1) The load seen seems to be on par with the highest loaded instances we have in us SaaS production. The TAS sizing was not appropriate for the load.
Detail: The issues we have seen in the customer environment were due to TAS utilization of over 120%. The vertex and edge caches were at full capacity which caused the increase in the response times. We upsized the TAS instance to provide enough headroom to consume the spikes. We found out that the load of the system increased by 100% on 8th of the Apr. We see big vertices of size 200KiB to 300KiB.
2) Applied configuration changes to apmservices-gateway to prevent intermittent restarts.
1) Identity what changed on the 8th Mar and caused the spike in the load and increase in the count/size of the vertices
2) Ensure we are not overwhelming tas from backed services once it is under load and ART goes up.
3/ Explore if queries/stores executed have some low-hanging fruit potential for optimization. (Implementing features discussed during our discussions in ITC will take more time, testing, ...) .

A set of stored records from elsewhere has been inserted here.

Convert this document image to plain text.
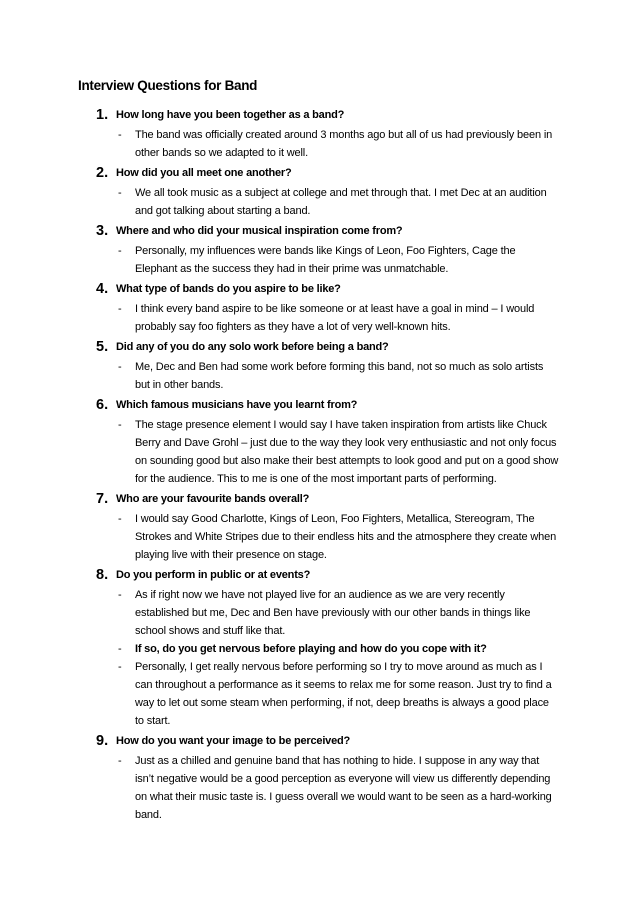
Interview Questions for Band
1. How long have you been together as a band?
-	The band was officially created around 3 months ago but all of us had previously been in other bands so we adapted to it well.

2. How did you all meet one another?
-	We all took music as a subject at college and met through that. I met Dec at an audition and got talking about starting a band.

3. Where and who did your musical inspiration come from?
-	Personally, my influences were bands like Kings of Leon, Foo Fighters, Cage the Elephant as the success they had in their prime was unmatchable.

4. What type of bands do you aspire to be like?
-	I think every band aspire to be like someone or at least have a goal in mind – I would probably say foo fighters as they have a lot of very well-known hits.

5. Did any of you do any solo work before being a band?
-	Me, Dec and Ben had some work before forming this band, not so much as solo artists but in other bands.

6. Which famous musicians have you learnt from?
-	The stage presence element I would say I have taken inspiration from artists like Chuck Berry and Dave Grohl – just due to the way they look very enthusiastic and not only focus on sounding good but also make their best attempts to look good and put on a good show for the audience. This to me is one of the most important parts of performing.

7. Who are your favourite bands overall?
-	I would say Good Charlotte, Kings of Leon, Foo Fighters, Metallica, Stereogram, The Strokes and White Stripes due to their endless hits and the atmosphere they create when playing live with their presence on stage.

8. Do you perform in public or at events?
-	As if right now we have not played live for an audience as we are very recently established but me, Dec and Ben have previously with our other bands in things like school shows and stuff like that.

-	If so, do you get nervous before playing and how do you cope with it?

-	Personally, I get really nervous before performing so I try to move around as much as I can throughout a performance as it seems to relax me for some reason. Just try to find a way to let out some steam when performing, if not, deep breaths is always a good place to start.

9. How do you want your image to be perceived?
-	Just as a chilled and genuine band that has nothing to hide. I suppose in any way that isn’t negative would be a good perception as everyone will view us differently depending on what their music taste is. I guess overall we would want to be seen as a hard-working band.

technical note regarding timeouts;
Our services (even if in a different namespace) should not go through ingress but talk to apmservices-gateway k8s service. Unless something is adjusted by the installer our default nginx read/send timeouts should be 600 sec.
For internal service REST calls to apmservices-gateway 30 seconds timeout might be too aggressive. Historically for REST calls to internal services, the timeouts were 300 seconds with backoff. For the reactive calls, there are in general no timeouts now configured (with the exception to rate limiting on specific endpoints). The general suggestion is to move all data-store API calls to RSocket via data-store common clients package now.